44 TS Hale SC who appeared for the Respondents submitted that in accordance with the practice of this Court to require precision in the drafting of imputations, the balance of imputation (d) in the words "in that it failed to return monies to investors in any of the fifteen films", should be understood as if it were a "definition" of the term "incompetence". I do not agree that the use of a word like "definition" is appropriate. The additional words in the imputation refer to the manifestation of an "act or condition" of the First Appellant which the jury identified to be that of "incompetence". It is not correct to suggest that the jury's finding implied that the word "incompetence" was being used in some special sense. Rather, the natural and ordinary meaning of that word was satisfied by reason of particular conduct. The "act or condition" attributed to the plaintiff (see e.g. Drummoyne Municipal Council v Australian Broadcasting Corporation (1990) 21 NSWLR 135 at 136-137), was that of incompetence by the conduct specified.
45 The defamatory sting is in the word "incompetent". It may well be that a failure to return money to the investors over the course of making fifteen films would not necessarily indicate anything adverse about the producer of those films. Film making is a notoriously difficult business particularly in Australia. Many films serve promotional or educational purposes with no objective of return of funds. Even, in the case of a film made for "investors", a failure to return money to investors may not be a manifestation of "incompetence" at all.
46 It would have been perfectly appropriate for the jury to find that an imputation of 'incompetence' was not in fact conveyed, by reason of the fact that the conduct specified in the pleaded imputation did not constitute "incompetence". Furthermore, there will be cases in which conduct of a particular character is found to manifest "incompetence" but incompetence in the specified respect is not defamatory.
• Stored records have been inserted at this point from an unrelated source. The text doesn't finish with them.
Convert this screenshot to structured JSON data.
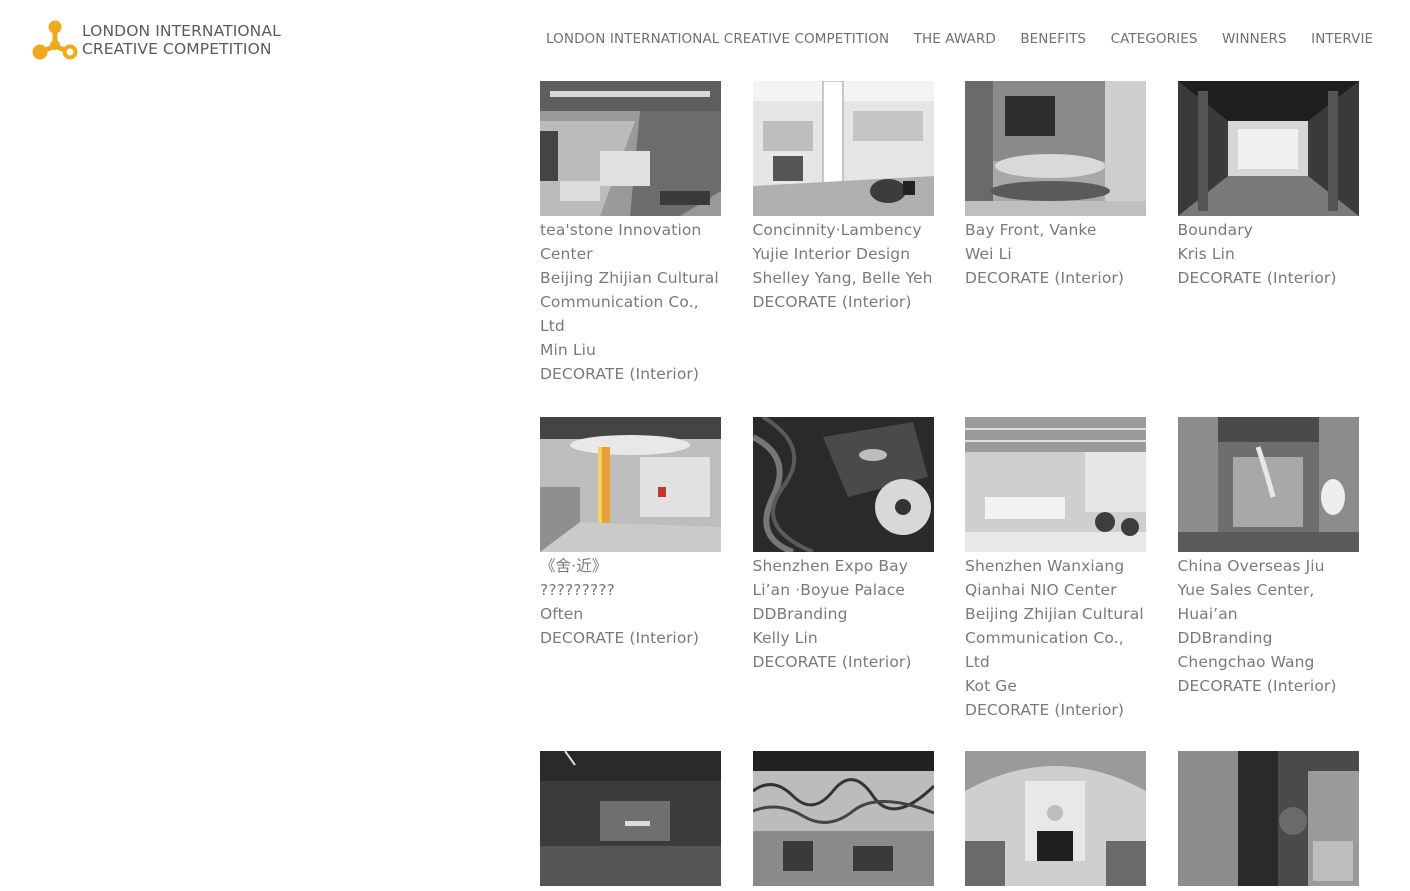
{
  "brand": {
    "line1": "LONDON INTERNATIONAL",
    "line2": "CREATIVE COMPETITION",
    "logo_icon": "molecule-logo-icon",
    "accent": "#f0a81e"
  },
  "nav": [
    "LONDON INTERNATIONAL CREATIVE COMPETITION",
    "THE AWARD",
    "BENEFITS",
    "CATEGORIES",
    "WINNERS",
    "INTERVIE"
  ],
  "rows": [
    [
      {
        "lines": [
          "tea'stone Innovation",
          "Center",
          "Beijing Zhijian Cultural",
          "Communication Co.,",
          "Ltd",
          "Min Liu"
        ],
        "category": "DECORATE (Interior)"
      },
      {
        "lines": [
          "Concinnity·Lambency",
          "Yujie Interior Design",
          "Shelley Yang, Belle Yeh"
        ],
        "category": "DECORATE (Interior)"
      },
      {
        "lines": [
          "Bay Front, Vanke",
          "Wei Li"
        ],
        "category": "DECORATE (Interior)"
      },
      {
        "lines": [
          "Boundary",
          "Kris Lin"
        ],
        "category": "DECORATE (Interior)"
      }
    ],
    [
      {
        "lines": [
          "《舍·近》",
          "?????????",
          "Often"
        ],
        "category": "DECORATE (Interior)"
      },
      {
        "lines": [
          "Shenzhen Expo Bay",
          "Li’an ·Boyue Palace",
          "DDBranding",
          "Kelly Lin"
        ],
        "category": "DECORATE (Interior)"
      },
      {
        "lines": [
          "Shenzhen Wanxiang",
          "Qianhai NIO Center",
          "Beijing Zhijian Cultural",
          "Communication Co.,",
          "Ltd",
          "Kot Ge"
        ],
        "category": "DECORATE (Interior)"
      },
      {
        "lines": [
          "China Overseas Jiu",
          "Yue Sales Center,",
          "Huai’an",
          "DDBranding",
          "Chengchao Wang"
        ],
        "category": "DECORATE (Interior)"
      }
    ],
    [
      {
        "lines": [],
        "category": ""
      },
      {
        "lines": [],
        "category": ""
      },
      {
        "lines": [],
        "category": ""
      },
      {
        "lines": [],
        "category": ""
      }
    ]
  ]
}
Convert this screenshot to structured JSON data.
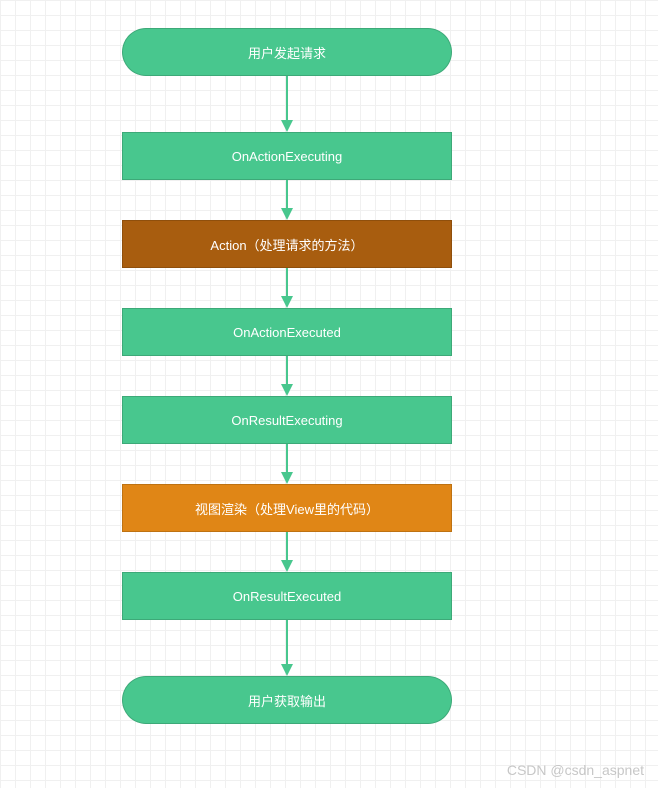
{
  "chart_data": {
    "type": "flowchart",
    "nodes": [
      {
        "id": "n1",
        "label": "用户发起请求",
        "shape": "rounded",
        "color": "#48c78e"
      },
      {
        "id": "n2",
        "label": "OnActionExecuting",
        "shape": "rect",
        "color": "#48c78e"
      },
      {
        "id": "n3",
        "label": "Action（处理请求的方法）",
        "shape": "rect",
        "color": "#a85d0f"
      },
      {
        "id": "n4",
        "label": "OnActionExecuted",
        "shape": "rect",
        "color": "#48c78e"
      },
      {
        "id": "n5",
        "label": "OnResultExecuting",
        "shape": "rect",
        "color": "#48c78e"
      },
      {
        "id": "n6",
        "label": "视图渲染（处理View里的代码）",
        "shape": "rect",
        "color": "#e08616"
      },
      {
        "id": "n7",
        "label": "OnResultExecuted",
        "shape": "rect",
        "color": "#48c78e"
      },
      {
        "id": "n8",
        "label": "用户获取输出",
        "shape": "rounded",
        "color": "#48c78e"
      }
    ],
    "edges": [
      {
        "from": "n1",
        "to": "n2"
      },
      {
        "from": "n2",
        "to": "n3"
      },
      {
        "from": "n3",
        "to": "n4"
      },
      {
        "from": "n4",
        "to": "n5"
      },
      {
        "from": "n5",
        "to": "n6"
      },
      {
        "from": "n6",
        "to": "n7"
      },
      {
        "from": "n7",
        "to": "n8"
      }
    ]
  },
  "watermark": "CSDN @csdn_aspnet"
}
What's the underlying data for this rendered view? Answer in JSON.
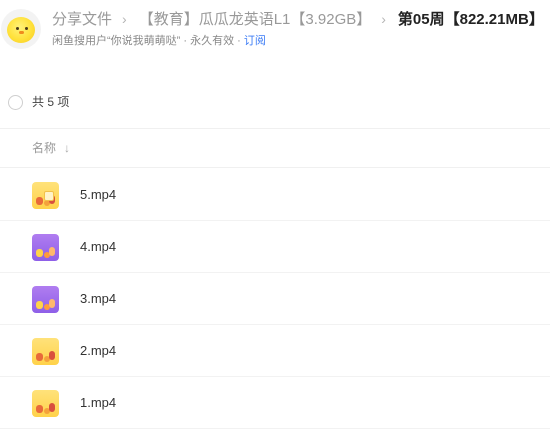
{
  "header": {
    "breadcrumbs": [
      "分享文件",
      "【教育】瓜瓜龙英语L1【3.92GB】",
      "第05周【822.21MB】"
    ],
    "separator": "›",
    "sharer_text": "闲鱼搜用户“你说我萌萌哒”",
    "validity_text": "· 永久有效 ·",
    "subscribe_label": "订阅"
  },
  "list": {
    "count_text": "共 5 项",
    "name_header": "名称",
    "sort_glyph": "↓",
    "items": [
      {
        "name": "5.mp4",
        "thumb_style": "yellow"
      },
      {
        "name": "4.mp4",
        "thumb_style": "purple"
      },
      {
        "name": "3.mp4",
        "thumb_style": "purple"
      },
      {
        "name": "2.mp4",
        "thumb_style": "yellow"
      },
      {
        "name": "1.mp4",
        "thumb_style": "yellow"
      }
    ]
  }
}
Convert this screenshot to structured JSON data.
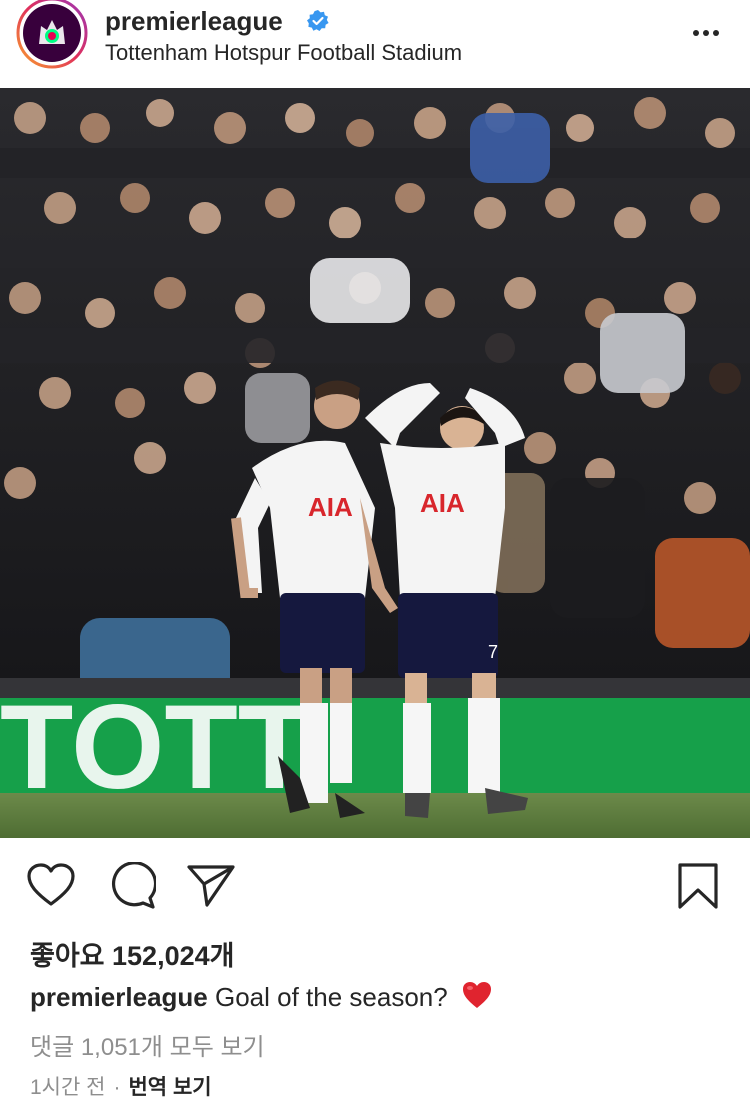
{
  "post": {
    "username": "premierleague",
    "location": "Tottenham Hotspur Football Stadium",
    "likes_text": "좋아요 152,024개",
    "caption_user": "premierleague",
    "caption_text": "Goal of the season?",
    "caption_emoji": "red-heart",
    "comments_text": "댓글 1,051개 모두 보기",
    "time": "1시간 전",
    "separator": "·",
    "translate": "번역 보기"
  },
  "photo": {
    "shirt_text_left": "AIA",
    "shirt_text_right": "AIA",
    "shirt_number": "7",
    "banner_text": "TOTT"
  },
  "icons": {
    "avatar": "premier-league-lion-logo",
    "verified": "verified-badge-icon",
    "more": "more-options-icon",
    "like": "heart-icon",
    "comment": "comment-icon",
    "share": "paper-plane-icon",
    "save": "bookmark-icon"
  },
  "colors": {
    "accent_verified": "#3897f0",
    "heart_red": "#e0242f",
    "text": "#262626",
    "muted": "#8e8e8e",
    "pl_purple": "#38003c"
  }
}
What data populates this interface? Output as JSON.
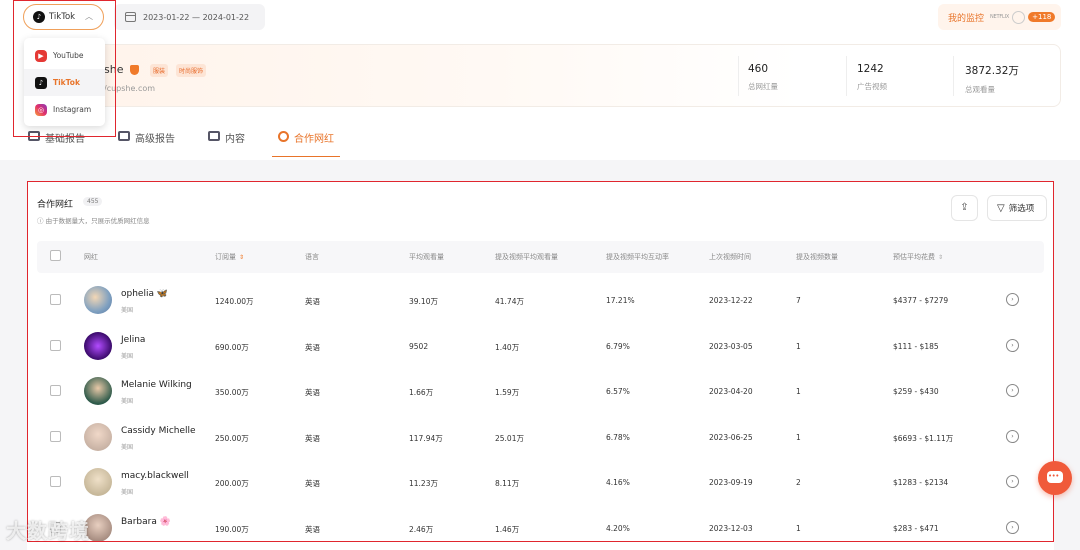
{
  "header": {
    "platform_selected": "TikTok",
    "date_range": "2023-01-22 — 2024-01-22",
    "monitor_label": "我的监控",
    "monitor_logos_text": "NETFLIX",
    "monitor_plus": "+118"
  },
  "platform_menu": [
    {
      "label": "YouTube",
      "icon": "youtube-icon"
    },
    {
      "label": "TikTok",
      "icon": "tiktok-icon"
    },
    {
      "label": "Instagram",
      "icon": "instagram-icon"
    }
  ],
  "brand": {
    "name": "she",
    "tags": [
      "服装",
      "时尚服饰"
    ],
    "url": "/cupshe.com",
    "stats": [
      {
        "value": "460",
        "label": "总网红量"
      },
      {
        "value": "1242",
        "label": "广告视频"
      },
      {
        "value": "3872.32万",
        "label": "总观看量"
      }
    ]
  },
  "tabs": [
    "基础报告",
    "高级报告",
    "内容",
    "合作网红"
  ],
  "panel": {
    "title": "合作网红",
    "count": "455",
    "note": "由于数据量大，只展示优质网红信息",
    "filter_label": "筛选项"
  },
  "table": {
    "headers": [
      "网红",
      "订阅量",
      "语言",
      "平均观看量",
      "提及视频平均观看量",
      "提及视频平均互动率",
      "上次视频时间",
      "提及视频数量",
      "预估平均花费"
    ],
    "rows": [
      {
        "name": "ophelia 🦋",
        "country": "美国",
        "subs": "1240.00万",
        "lang": "英语",
        "avg_views": "39.10万",
        "mention_avg_views": "41.74万",
        "engagement": "17.21%",
        "last_video": "2023-12-22",
        "mentions": "7",
        "cost": "$4377 - $7279"
      },
      {
        "name": "Jelina",
        "country": "美国",
        "subs": "690.00万",
        "lang": "英语",
        "avg_views": "9502",
        "mention_avg_views": "1.40万",
        "engagement": "6.79%",
        "last_video": "2023-03-05",
        "mentions": "1",
        "cost": "$111 - $185"
      },
      {
        "name": "Melanie Wilking",
        "country": "美国",
        "subs": "350.00万",
        "lang": "英语",
        "avg_views": "1.66万",
        "mention_avg_views": "1.59万",
        "engagement": "6.57%",
        "last_video": "2023-04-20",
        "mentions": "1",
        "cost": "$259 - $430"
      },
      {
        "name": "Cassidy Michelle",
        "country": "美国",
        "subs": "250.00万",
        "lang": "英语",
        "avg_views": "117.94万",
        "mention_avg_views": "25.01万",
        "engagement": "6.78%",
        "last_video": "2023-06-25",
        "mentions": "1",
        "cost": "$6693 - $1.11万"
      },
      {
        "name": "macy.blackwell",
        "country": "美国",
        "subs": "200.00万",
        "lang": "英语",
        "avg_views": "11.23万",
        "mention_avg_views": "8.11万",
        "engagement": "4.16%",
        "last_video": "2023-09-19",
        "mentions": "2",
        "cost": "$1283 - $2134"
      },
      {
        "name": "Barbara 🌸",
        "country": "",
        "subs": "190.00万",
        "lang": "英语",
        "avg_views": "2.46万",
        "mention_avg_views": "1.46万",
        "engagement": "4.20%",
        "last_video": "2023-12-03",
        "mentions": "1",
        "cost": "$283 - $471"
      }
    ]
  },
  "watermark": "大数跨境",
  "colors": {
    "accent": "#e8742a",
    "highlight_box": "#e0262e"
  }
}
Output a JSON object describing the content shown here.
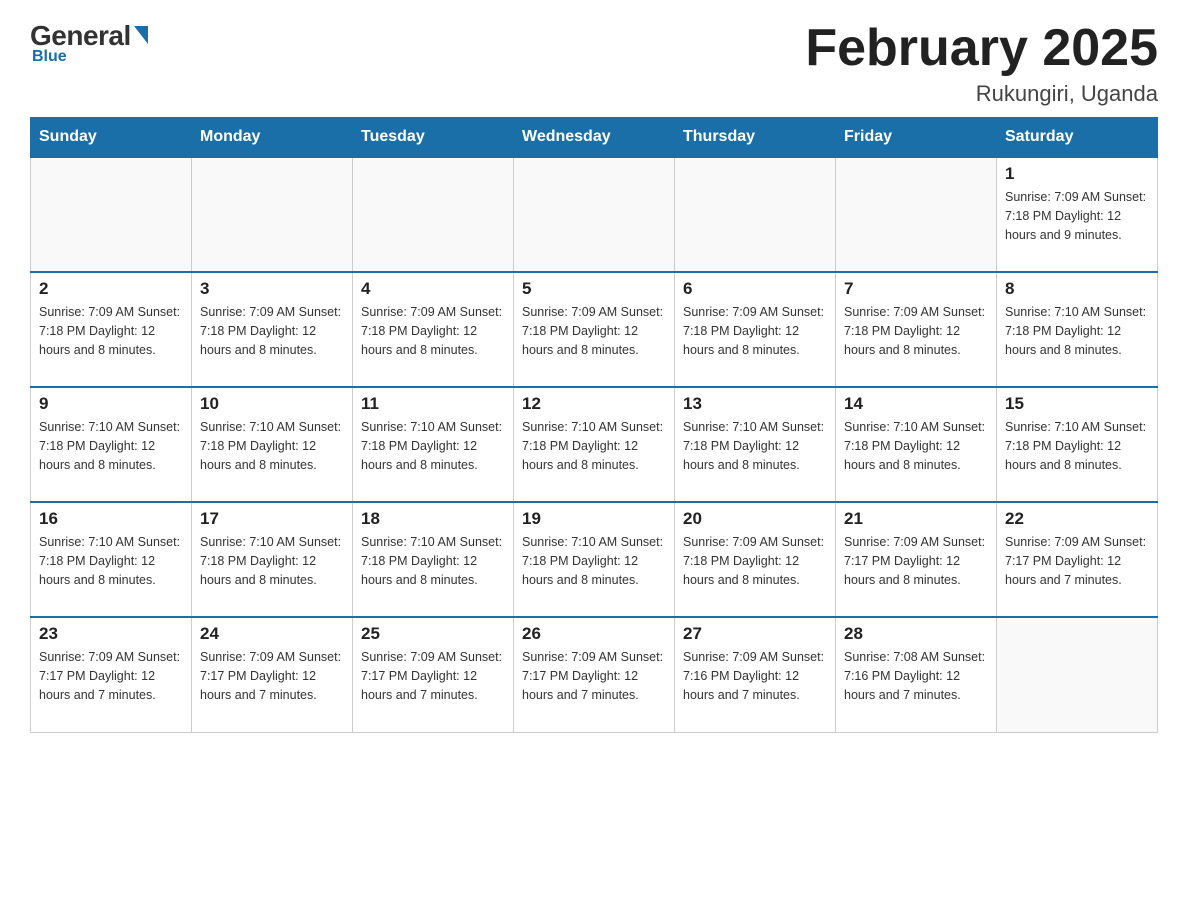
{
  "logo": {
    "general": "General",
    "blue": "Blue",
    "subtitle": "Blue"
  },
  "header": {
    "month_title": "February 2025",
    "location": "Rukungiri, Uganda"
  },
  "days_of_week": [
    "Sunday",
    "Monday",
    "Tuesday",
    "Wednesday",
    "Thursday",
    "Friday",
    "Saturday"
  ],
  "weeks": [
    [
      {
        "day": "",
        "info": ""
      },
      {
        "day": "",
        "info": ""
      },
      {
        "day": "",
        "info": ""
      },
      {
        "day": "",
        "info": ""
      },
      {
        "day": "",
        "info": ""
      },
      {
        "day": "",
        "info": ""
      },
      {
        "day": "1",
        "info": "Sunrise: 7:09 AM\nSunset: 7:18 PM\nDaylight: 12 hours and 9 minutes."
      }
    ],
    [
      {
        "day": "2",
        "info": "Sunrise: 7:09 AM\nSunset: 7:18 PM\nDaylight: 12 hours and 8 minutes."
      },
      {
        "day": "3",
        "info": "Sunrise: 7:09 AM\nSunset: 7:18 PM\nDaylight: 12 hours and 8 minutes."
      },
      {
        "day": "4",
        "info": "Sunrise: 7:09 AM\nSunset: 7:18 PM\nDaylight: 12 hours and 8 minutes."
      },
      {
        "day": "5",
        "info": "Sunrise: 7:09 AM\nSunset: 7:18 PM\nDaylight: 12 hours and 8 minutes."
      },
      {
        "day": "6",
        "info": "Sunrise: 7:09 AM\nSunset: 7:18 PM\nDaylight: 12 hours and 8 minutes."
      },
      {
        "day": "7",
        "info": "Sunrise: 7:09 AM\nSunset: 7:18 PM\nDaylight: 12 hours and 8 minutes."
      },
      {
        "day": "8",
        "info": "Sunrise: 7:10 AM\nSunset: 7:18 PM\nDaylight: 12 hours and 8 minutes."
      }
    ],
    [
      {
        "day": "9",
        "info": "Sunrise: 7:10 AM\nSunset: 7:18 PM\nDaylight: 12 hours and 8 minutes."
      },
      {
        "day": "10",
        "info": "Sunrise: 7:10 AM\nSunset: 7:18 PM\nDaylight: 12 hours and 8 minutes."
      },
      {
        "day": "11",
        "info": "Sunrise: 7:10 AM\nSunset: 7:18 PM\nDaylight: 12 hours and 8 minutes."
      },
      {
        "day": "12",
        "info": "Sunrise: 7:10 AM\nSunset: 7:18 PM\nDaylight: 12 hours and 8 minutes."
      },
      {
        "day": "13",
        "info": "Sunrise: 7:10 AM\nSunset: 7:18 PM\nDaylight: 12 hours and 8 minutes."
      },
      {
        "day": "14",
        "info": "Sunrise: 7:10 AM\nSunset: 7:18 PM\nDaylight: 12 hours and 8 minutes."
      },
      {
        "day": "15",
        "info": "Sunrise: 7:10 AM\nSunset: 7:18 PM\nDaylight: 12 hours and 8 minutes."
      }
    ],
    [
      {
        "day": "16",
        "info": "Sunrise: 7:10 AM\nSunset: 7:18 PM\nDaylight: 12 hours and 8 minutes."
      },
      {
        "day": "17",
        "info": "Sunrise: 7:10 AM\nSunset: 7:18 PM\nDaylight: 12 hours and 8 minutes."
      },
      {
        "day": "18",
        "info": "Sunrise: 7:10 AM\nSunset: 7:18 PM\nDaylight: 12 hours and 8 minutes."
      },
      {
        "day": "19",
        "info": "Sunrise: 7:10 AM\nSunset: 7:18 PM\nDaylight: 12 hours and 8 minutes."
      },
      {
        "day": "20",
        "info": "Sunrise: 7:09 AM\nSunset: 7:18 PM\nDaylight: 12 hours and 8 minutes."
      },
      {
        "day": "21",
        "info": "Sunrise: 7:09 AM\nSunset: 7:17 PM\nDaylight: 12 hours and 8 minutes."
      },
      {
        "day": "22",
        "info": "Sunrise: 7:09 AM\nSunset: 7:17 PM\nDaylight: 12 hours and 7 minutes."
      }
    ],
    [
      {
        "day": "23",
        "info": "Sunrise: 7:09 AM\nSunset: 7:17 PM\nDaylight: 12 hours and 7 minutes."
      },
      {
        "day": "24",
        "info": "Sunrise: 7:09 AM\nSunset: 7:17 PM\nDaylight: 12 hours and 7 minutes."
      },
      {
        "day": "25",
        "info": "Sunrise: 7:09 AM\nSunset: 7:17 PM\nDaylight: 12 hours and 7 minutes."
      },
      {
        "day": "26",
        "info": "Sunrise: 7:09 AM\nSunset: 7:17 PM\nDaylight: 12 hours and 7 minutes."
      },
      {
        "day": "27",
        "info": "Sunrise: 7:09 AM\nSunset: 7:16 PM\nDaylight: 12 hours and 7 minutes."
      },
      {
        "day": "28",
        "info": "Sunrise: 7:08 AM\nSunset: 7:16 PM\nDaylight: 12 hours and 7 minutes."
      },
      {
        "day": "",
        "info": ""
      }
    ]
  ]
}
That may be so because incompetence of that character does not impinge on a person's reputation in a relevant way, e.g. to say a person is an incompetent golfer will not affect his or her trade reputation.
47 That cannot, in my opinion, be said of the imputation in the present case. The particular of the conduct relied on concerned the business affairs of the corporation in its dealings with "investors". That must, in my opinion, have an effect on the reputation of that corporation in its business affairs. The appeal should be allowed.